ESTHER CHARABATI
Un breve recorrido por la historia ilustra la decadencia de los imperios, la caducidad de las instituciones y la extinción de los oficios. Junto a las magnas construcciones sociales vemos cómo se desliza, imperceptible, lo insignificante, que logra así la permanencia. Entre las cosas insignificantes podemos ubicar los juegos que surgen, se adaptan, emigran y se reproducen en las diversas culturas bajo formas distintas. Un ejemplo claro es el caso del “avión”: en la antigüedad, el dibujo es el de un laberinto en el que se empuja una piedra (el alma) hacia la salida. Con el cristianismo el dibujo se alarga, se simplifica y reproduce el plano de una basílica: se trata de encaminar al alma —de empujar la piedra— hasta el cielo, el paraíso, que coincide con el altar mayor de la iglesia, representada por un semicírculo.

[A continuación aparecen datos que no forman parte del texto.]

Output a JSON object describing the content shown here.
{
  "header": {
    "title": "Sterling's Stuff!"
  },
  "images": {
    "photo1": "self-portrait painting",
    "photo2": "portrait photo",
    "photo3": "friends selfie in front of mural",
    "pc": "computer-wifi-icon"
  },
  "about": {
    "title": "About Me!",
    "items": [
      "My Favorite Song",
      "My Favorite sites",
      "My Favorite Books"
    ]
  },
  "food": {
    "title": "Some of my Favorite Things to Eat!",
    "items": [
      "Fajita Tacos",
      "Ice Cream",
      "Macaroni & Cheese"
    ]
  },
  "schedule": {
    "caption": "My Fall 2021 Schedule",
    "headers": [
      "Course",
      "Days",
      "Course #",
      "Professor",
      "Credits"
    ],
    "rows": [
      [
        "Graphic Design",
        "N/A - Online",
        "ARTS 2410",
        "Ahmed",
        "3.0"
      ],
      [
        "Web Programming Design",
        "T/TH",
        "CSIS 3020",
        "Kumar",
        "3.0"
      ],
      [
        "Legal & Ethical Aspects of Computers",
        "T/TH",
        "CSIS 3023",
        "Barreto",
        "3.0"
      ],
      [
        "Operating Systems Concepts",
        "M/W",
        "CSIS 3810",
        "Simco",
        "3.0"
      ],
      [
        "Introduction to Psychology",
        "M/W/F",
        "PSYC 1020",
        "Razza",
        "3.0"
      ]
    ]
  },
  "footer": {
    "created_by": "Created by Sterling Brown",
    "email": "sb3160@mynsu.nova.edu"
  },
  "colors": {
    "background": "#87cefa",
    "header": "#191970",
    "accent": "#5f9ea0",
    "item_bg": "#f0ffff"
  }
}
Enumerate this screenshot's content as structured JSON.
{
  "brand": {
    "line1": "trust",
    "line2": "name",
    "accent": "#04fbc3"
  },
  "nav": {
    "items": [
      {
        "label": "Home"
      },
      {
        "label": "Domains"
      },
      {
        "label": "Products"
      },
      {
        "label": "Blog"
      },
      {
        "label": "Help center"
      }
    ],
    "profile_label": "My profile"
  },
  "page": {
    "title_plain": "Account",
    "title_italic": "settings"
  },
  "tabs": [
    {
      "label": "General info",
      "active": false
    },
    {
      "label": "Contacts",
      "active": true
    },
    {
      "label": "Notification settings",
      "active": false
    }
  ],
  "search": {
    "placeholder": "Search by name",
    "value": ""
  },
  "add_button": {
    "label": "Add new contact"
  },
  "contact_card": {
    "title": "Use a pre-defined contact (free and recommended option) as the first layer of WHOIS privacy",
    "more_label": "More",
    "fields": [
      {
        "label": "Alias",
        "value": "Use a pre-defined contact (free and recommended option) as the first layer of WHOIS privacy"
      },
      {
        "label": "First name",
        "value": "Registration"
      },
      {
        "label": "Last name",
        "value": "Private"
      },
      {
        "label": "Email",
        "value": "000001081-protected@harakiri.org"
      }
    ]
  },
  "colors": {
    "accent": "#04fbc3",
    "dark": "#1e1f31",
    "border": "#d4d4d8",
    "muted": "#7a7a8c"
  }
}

Los juegos, como todas las distracciones, tienen como función alejarnos de los pensamientos, de los temores que nos acechan y de los males que nos aquejan. Pascal afirmaba que el hombre es tan desgraciado que sufre aun sin tener motivos de sufrimiento, y es tan vano que aun teniendo mil motivos para sufrir, cualquier cosa, como un taco y una bola de billar, lo divierten. Cuando participamos en algún juego logramos salir de nosotros mismos y dejar atrás las limitaciones de la vida cotidiana. Uno entra al juego sin el peso de su biografía y en cualquier momento puede salir y empezar de nuevo sin que los actos anteriores afecten al nuevo juego.

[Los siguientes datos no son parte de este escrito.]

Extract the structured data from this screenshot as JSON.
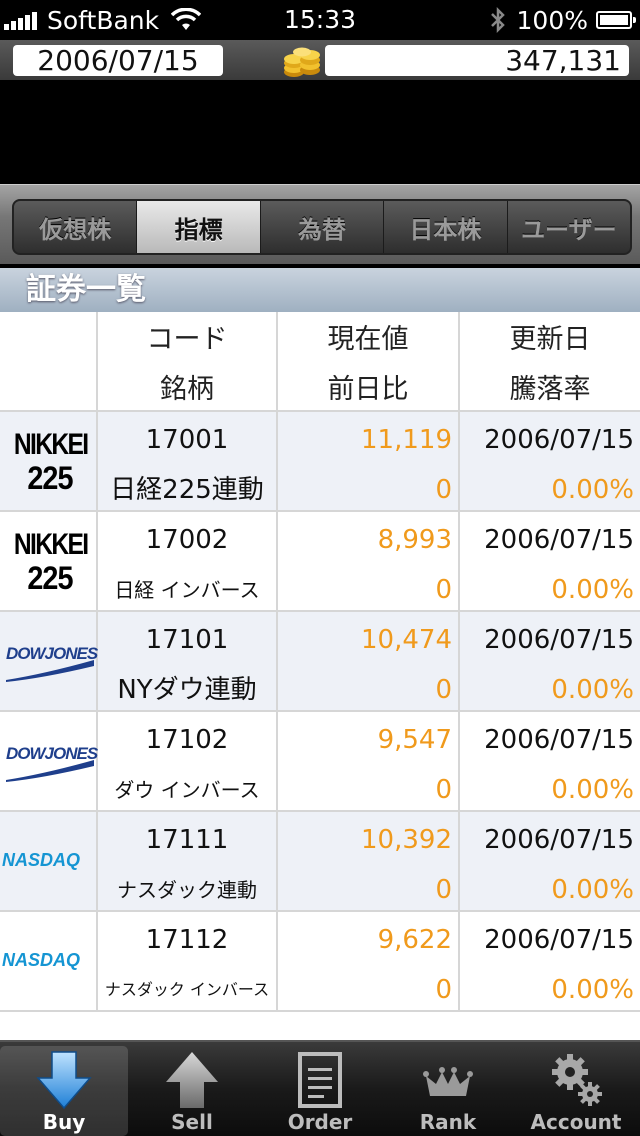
{
  "status_bar": {
    "carrier": "SoftBank",
    "time": "15:33",
    "battery": "100%",
    "signal_icon": "signal-bars-icon",
    "wifi_icon": "wifi-icon",
    "bluetooth_icon": "bluetooth-icon",
    "battery_icon": "battery-icon"
  },
  "info_bar": {
    "date": "2006/07/15",
    "money": "347,131",
    "money_icon": "gold-coins-icon"
  },
  "segments": [
    {
      "label": "仮想株",
      "active": false
    },
    {
      "label": "指標",
      "active": true
    },
    {
      "label": "為替",
      "active": false
    },
    {
      "label": "日本株",
      "active": false
    },
    {
      "label": "ユーザー",
      "active": false
    }
  ],
  "section": {
    "title": "証券一覧"
  },
  "table": {
    "headers": {
      "code": "コード",
      "name": "銘柄",
      "price": "現在値",
      "change": "前日比",
      "updated": "更新日",
      "rate": "騰落率"
    },
    "rows": [
      {
        "logo": "NIKKEI 225",
        "logo_lines": [
          "NIKKEI",
          "225"
        ],
        "code": "17001",
        "name": "日経225連動",
        "price": "11,119",
        "change": "0",
        "date": "2006/07/15",
        "rate": "0.00%"
      },
      {
        "logo": "NIKKEI 225",
        "logo_lines": [
          "NIKKEI",
          "225"
        ],
        "code": "17002",
        "name": "日経 インバース",
        "price": "8,993",
        "change": "0",
        "date": "2006/07/15",
        "rate": "0.00%"
      },
      {
        "logo": "DOWJONES",
        "logo_lines": [
          "DOWJONES"
        ],
        "code": "17101",
        "name": "NYダウ連動",
        "price": "10,474",
        "change": "0",
        "date": "2006/07/15",
        "rate": "0.00%"
      },
      {
        "logo": "DOWJONES",
        "logo_lines": [
          "DOWJONES"
        ],
        "code": "17102",
        "name": "ダウ インバース",
        "price": "9,547",
        "change": "0",
        "date": "2006/07/15",
        "rate": "0.00%"
      },
      {
        "logo": "NASDAQ",
        "logo_lines": [
          "NASDAQ"
        ],
        "code": "17111",
        "name": "ナスダック連動",
        "price": "10,392",
        "change": "0",
        "date": "2006/07/15",
        "rate": "0.00%"
      },
      {
        "logo": "NASDAQ",
        "logo_lines": [
          "NASDAQ"
        ],
        "code": "17112",
        "name": "ナスダック インバース",
        "price": "9,622",
        "change": "0",
        "date": "2006/07/15",
        "rate": "0.00%"
      }
    ]
  },
  "tab_bar": [
    {
      "label": "Buy",
      "icon": "down-arrow-icon",
      "active": true
    },
    {
      "label": "Sell",
      "icon": "up-arrow-icon",
      "active": false
    },
    {
      "label": "Order",
      "icon": "document-icon",
      "active": false
    },
    {
      "label": "Rank",
      "icon": "crown-icon",
      "active": false
    },
    {
      "label": "Account",
      "icon": "gears-icon",
      "active": false
    }
  ],
  "colors": {
    "accent_orange": "#f09a1c",
    "buy_arrow_blue": "#2a8fe0",
    "row_alt": "#eef1f7"
  }
}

En su conocido estudio, Roger Caillois establece las características del jugar: es una actividad libre, pues al imponerla se pierde la diversión; es incierta, pues no se puede fijar de antemano el resultado, y está separada de la vida por estar circunscrita a límites de tiempo y espacio predeterminados. Además, es una actividad improductiva que no produce bienes: en todo caso hay un desplazamiento de propiedad entre los mismos jugadores. Como crea una realidad alternativa, siempre establece nuevas reglas, que sustituyen a las de la vida real. Otro aspecto fundamental del juego es su carácter ficticio: el jugador está consciente de que participa en un juego.
¿A qué jugamos? La clasificación de Caillois es simple y flexible —aunque incompleta—, y nos permite reconocer en el universo de los juegos una respuesta a nuestros deseos. Jugamos a ser los mejores (juegos de competencia y de salón), a ponernos en manos del destino (juegos de azar y apuestas), a ser otros (juegos de imitación, teatro) y a perder provisionalmente la conciencia (juegos de vértigo).
¿Por qué jugamos? Porque no soportamos la realidad con sus pérdidas cotidianas y su incertidumbre, porque tememos tanto al aburrimiento como al trabajo compulsivo, porque necesitamos distraernos y preferimos aventurarnos en un laberinto que vernos a nosotros mismos. Es frecuente concebir las distracciones como una forma de matar el tiempo, pero el juego —como el estudio, como el trabajo— es una forma de realizar nuestra humanidad.